事例116胸椎圧迫骨折
胸椎圧迫骨折後の脊柱の運動障害について8級2号が認定された事例
最終更新日:2023年03月28日
文責:弁護士 大澤 一郎
保険会社提示額 : 1,212万円
- 解決額
- 2,100万円
- 増額倍率 :1.7倍
- 怪我の場所
-
- 腰・背中
- 後遺障害等級
-
- 6~8級
事故発生!自動車対自動車の事故
平成24年某月、山藤直子さん(仮名・鎌ヶ谷市在住・30代・女性・会社員)が道路を走行中、右折してきた車に衝突されるという事故に遭いました。
相談から解決まで
被害者は、胸椎圧迫骨折の重傷を負い、入院加療を余儀なくされ、退院後も自宅で療養、その後の通院を余儀なくされました。

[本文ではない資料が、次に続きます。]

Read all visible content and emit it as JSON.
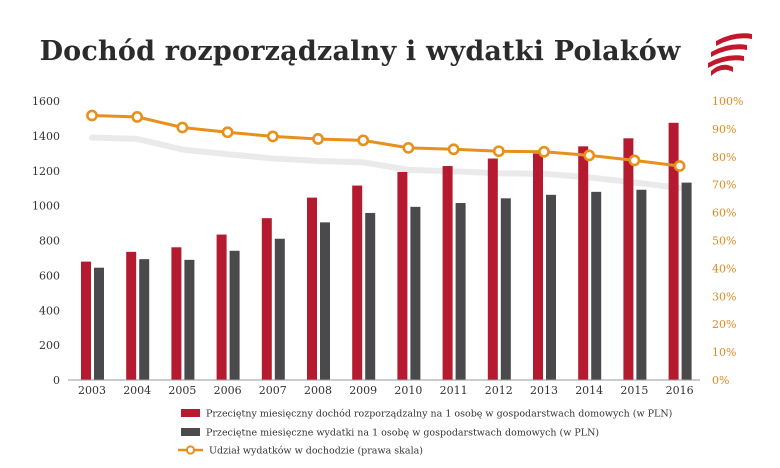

その後、後遺症8級が認定されましたが、相手方保険会社から呈示された金額に納得できなかったこともあり、当事務所にご依頼頂きました。
当事務所が関わった結果
粘り強く相手方と交渉を重ねた結果、当初よりも大幅に金額を増加することができました。
解決のポイントは以下の点です。
1労働能力喪失率
相手方は当初、胸椎圧迫骨折後の脊柱の運動障害が、労働能力に与える影響は20%くらいしか影響を与えないはずであると主張していました。
当方では、事故前に依頼者の方がなされていた仕事が重労働を伴う業務であること、事故がなければその仕事を継続していたであろうこと、その他怪我の重さ等を具体的に主張したところ、相当期間を労働能力喪失率を45%として、上記金額で示談することとなりました。
2粘り強い交渉
本件では、弁護士が入って交渉を開始しましたが、相手からの最初の呈示は1,266万2,984円という金額で、ほとんど弁護士が入っていないときとかわらない金額呈示でした。
その後、当方からは具体的事情を主張していきましたが、相手からも可動域制限も年数の経過とともによくなっていくのではないかという主張が追加されました。
当方としては、依頼者の方のご希望を踏まえながら、相手方保険会社と粘り強く交渉を続け、最終的に上記金額で和解が成立することとなりました。
依頼者様の感想
大変お世話になりました。感謝しております。ありがとうございました。
※プライバシー保護のため、地名については実際にお住まいの場所の近隣ですが実際とは異なる場所を記載してあることがあります。
文責:弁護士 大澤 一郎
本事例へのよくある質問
- 脊椎(頸椎・腰椎・胸椎)の圧迫骨折の変形障害ではどのような後遺障害の可能性がありますか?
- 次の後遺障害の可能性があります。
- 脊柱に著しい変形を残すもの(6級5号)
- 脊柱に中程度の変形を残すもの(8級2号に準じる)
- 脊柱に変形を残すもの(11級7号)
- 脊椎の圧迫骨折の運動障害ではどのような後遺障害の可能性がありますか?
- 次の後遺障害の可能性があります。
- 脊柱に運動障害を残すもの(8級2号)
- 脊柱に著しい運動障害を残すもの(6級5号)
- 脊椎の圧迫骨折の荷重運動障害ではどのような後遺障害の可能性がありますか?
- 次の後遺障害の可能性があります。
- 頸部または腰部のいずれかの保持に困難があり、常に硬性補装具を必要とするもの(8級相当)
- 頸部及び腰部の両方の保持に困難があり、常に硬性補装具を必要とするもの(6級相当)
- 45%の労働能力喪失率はどのような場合に認められますか?
- 後遺障害8級の標準的な労働能力喪失率は45%です。
- もっとも、圧迫骨折の8級の場合、収入が45%も減らないということを前提に、保険会社が45%の労働能力喪失率を争ってくる事案も多いです。
- 被害者の立場としては、認定された後遺障害等級が仕事や私生活に及ぼす影響を丁寧に主張・立証していくことが大切です。
- 20%の労働能力喪失率はどのような場合に認められますか?
- 後遺障害11級の標準的な労働能力喪失率は20%です。そのため、本事例では、保険会社は脊柱に変形を残すもの(11級相当)を前提とした労働能力喪失率で計算をしてきたということなります。
- 被害者としては、認定された等級よりも低い等級を前提とした示談案が出てきた場合には、内容を精査した上での適切な反論をする必要があります。